Plain-language explanation

Residual stream

The residual stream is the packet moving through the full stack. Each block reads that packet, proposes a small edit, and adds the edit back. So the model keeps one main highway of meaning instead of replacing the whole state each time.

LayerNorm

LayerNorm is the quality inspector before each heavy step. It rescales one token across its feature dimension so the next sublayer sees a stable input range.

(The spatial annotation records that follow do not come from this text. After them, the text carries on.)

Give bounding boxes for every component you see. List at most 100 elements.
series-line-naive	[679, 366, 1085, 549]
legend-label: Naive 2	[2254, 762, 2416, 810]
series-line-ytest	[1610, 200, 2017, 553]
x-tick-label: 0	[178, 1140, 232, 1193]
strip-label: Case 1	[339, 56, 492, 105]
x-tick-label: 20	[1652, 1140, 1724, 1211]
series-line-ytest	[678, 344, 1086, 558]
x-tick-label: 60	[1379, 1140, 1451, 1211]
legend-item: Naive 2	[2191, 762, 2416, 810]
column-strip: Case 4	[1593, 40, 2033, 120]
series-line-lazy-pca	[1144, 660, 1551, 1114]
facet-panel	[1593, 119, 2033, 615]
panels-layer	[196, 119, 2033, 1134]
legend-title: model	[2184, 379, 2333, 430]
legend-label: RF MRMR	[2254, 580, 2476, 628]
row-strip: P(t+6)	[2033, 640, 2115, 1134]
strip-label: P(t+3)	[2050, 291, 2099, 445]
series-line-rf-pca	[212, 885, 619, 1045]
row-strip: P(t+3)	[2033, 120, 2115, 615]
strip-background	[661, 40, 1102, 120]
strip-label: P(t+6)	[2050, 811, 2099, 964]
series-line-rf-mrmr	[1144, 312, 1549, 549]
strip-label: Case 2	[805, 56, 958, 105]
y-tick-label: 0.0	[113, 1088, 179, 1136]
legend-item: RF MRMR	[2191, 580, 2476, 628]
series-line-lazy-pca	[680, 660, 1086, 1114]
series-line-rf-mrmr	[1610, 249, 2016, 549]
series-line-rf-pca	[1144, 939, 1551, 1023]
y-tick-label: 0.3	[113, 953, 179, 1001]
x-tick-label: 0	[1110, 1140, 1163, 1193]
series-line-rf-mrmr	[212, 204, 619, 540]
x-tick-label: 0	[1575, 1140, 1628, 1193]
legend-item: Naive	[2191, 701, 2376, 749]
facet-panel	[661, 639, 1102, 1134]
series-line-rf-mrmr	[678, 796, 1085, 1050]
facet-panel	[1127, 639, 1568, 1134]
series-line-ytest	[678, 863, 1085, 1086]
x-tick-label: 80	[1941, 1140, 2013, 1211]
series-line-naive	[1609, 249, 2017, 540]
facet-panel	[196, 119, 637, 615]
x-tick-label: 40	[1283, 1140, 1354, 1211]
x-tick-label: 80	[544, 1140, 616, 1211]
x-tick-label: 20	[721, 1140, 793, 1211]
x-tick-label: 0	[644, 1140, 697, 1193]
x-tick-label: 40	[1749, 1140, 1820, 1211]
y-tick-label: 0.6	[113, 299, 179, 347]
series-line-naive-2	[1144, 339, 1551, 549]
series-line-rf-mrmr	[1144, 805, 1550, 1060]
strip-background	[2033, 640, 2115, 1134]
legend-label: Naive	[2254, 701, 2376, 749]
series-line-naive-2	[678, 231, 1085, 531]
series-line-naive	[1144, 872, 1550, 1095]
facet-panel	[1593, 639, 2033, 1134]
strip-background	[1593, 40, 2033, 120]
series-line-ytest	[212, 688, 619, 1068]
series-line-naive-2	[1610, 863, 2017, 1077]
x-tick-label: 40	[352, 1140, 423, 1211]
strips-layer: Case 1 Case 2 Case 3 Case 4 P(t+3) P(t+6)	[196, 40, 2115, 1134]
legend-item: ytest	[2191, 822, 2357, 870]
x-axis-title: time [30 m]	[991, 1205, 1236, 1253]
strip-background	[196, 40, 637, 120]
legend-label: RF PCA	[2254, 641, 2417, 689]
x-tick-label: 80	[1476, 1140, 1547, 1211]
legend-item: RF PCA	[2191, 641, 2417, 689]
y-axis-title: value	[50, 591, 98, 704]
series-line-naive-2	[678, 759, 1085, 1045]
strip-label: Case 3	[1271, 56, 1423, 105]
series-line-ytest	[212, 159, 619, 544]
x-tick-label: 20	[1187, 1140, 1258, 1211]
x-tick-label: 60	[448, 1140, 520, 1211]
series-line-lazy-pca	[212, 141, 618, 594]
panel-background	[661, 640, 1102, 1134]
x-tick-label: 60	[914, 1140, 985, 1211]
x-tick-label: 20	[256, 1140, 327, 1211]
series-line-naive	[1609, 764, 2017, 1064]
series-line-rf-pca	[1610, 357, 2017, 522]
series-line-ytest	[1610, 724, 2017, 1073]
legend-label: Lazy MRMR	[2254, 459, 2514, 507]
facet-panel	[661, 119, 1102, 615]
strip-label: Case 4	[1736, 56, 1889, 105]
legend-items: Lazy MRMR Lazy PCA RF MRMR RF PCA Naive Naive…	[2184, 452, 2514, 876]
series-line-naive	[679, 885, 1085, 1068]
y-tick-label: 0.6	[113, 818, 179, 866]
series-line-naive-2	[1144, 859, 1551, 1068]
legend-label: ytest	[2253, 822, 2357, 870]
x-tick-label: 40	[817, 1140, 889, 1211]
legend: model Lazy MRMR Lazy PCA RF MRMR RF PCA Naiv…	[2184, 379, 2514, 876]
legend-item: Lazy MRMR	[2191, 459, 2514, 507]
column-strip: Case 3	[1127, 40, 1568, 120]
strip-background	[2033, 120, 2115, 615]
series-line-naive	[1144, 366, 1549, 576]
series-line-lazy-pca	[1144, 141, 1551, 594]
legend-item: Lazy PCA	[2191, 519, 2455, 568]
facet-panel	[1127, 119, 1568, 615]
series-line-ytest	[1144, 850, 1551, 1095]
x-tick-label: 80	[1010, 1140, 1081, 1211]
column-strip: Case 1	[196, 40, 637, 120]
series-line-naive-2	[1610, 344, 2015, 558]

In this hands_on_lab the order is pre-norm:

x = x + Attention(LayerNorm(x))
x = x + FFN(LayerNorm(x))

Causal mask

The causal mask is the future-blocking rule for decoder-style behavior. Token 3 may read tokens 1-3, but not token 4. We apply the mask to attention scores before softmax so blocked future positions get zero probability.

Run

python3 verify.py

Configuration used here

  • d_model = 128
  • n_heads = 4
  • d_ff = 512

What the verification script checks

  1. Attention output shape matches the expected width.
  2. Causal masking zeroes attention to future positions.
  3. Residual additions preserve d_model.
  4. LayerNorm runs before each sublayer.
  5. Zeroed sublayers reduce the block to an identity path through the residual stream.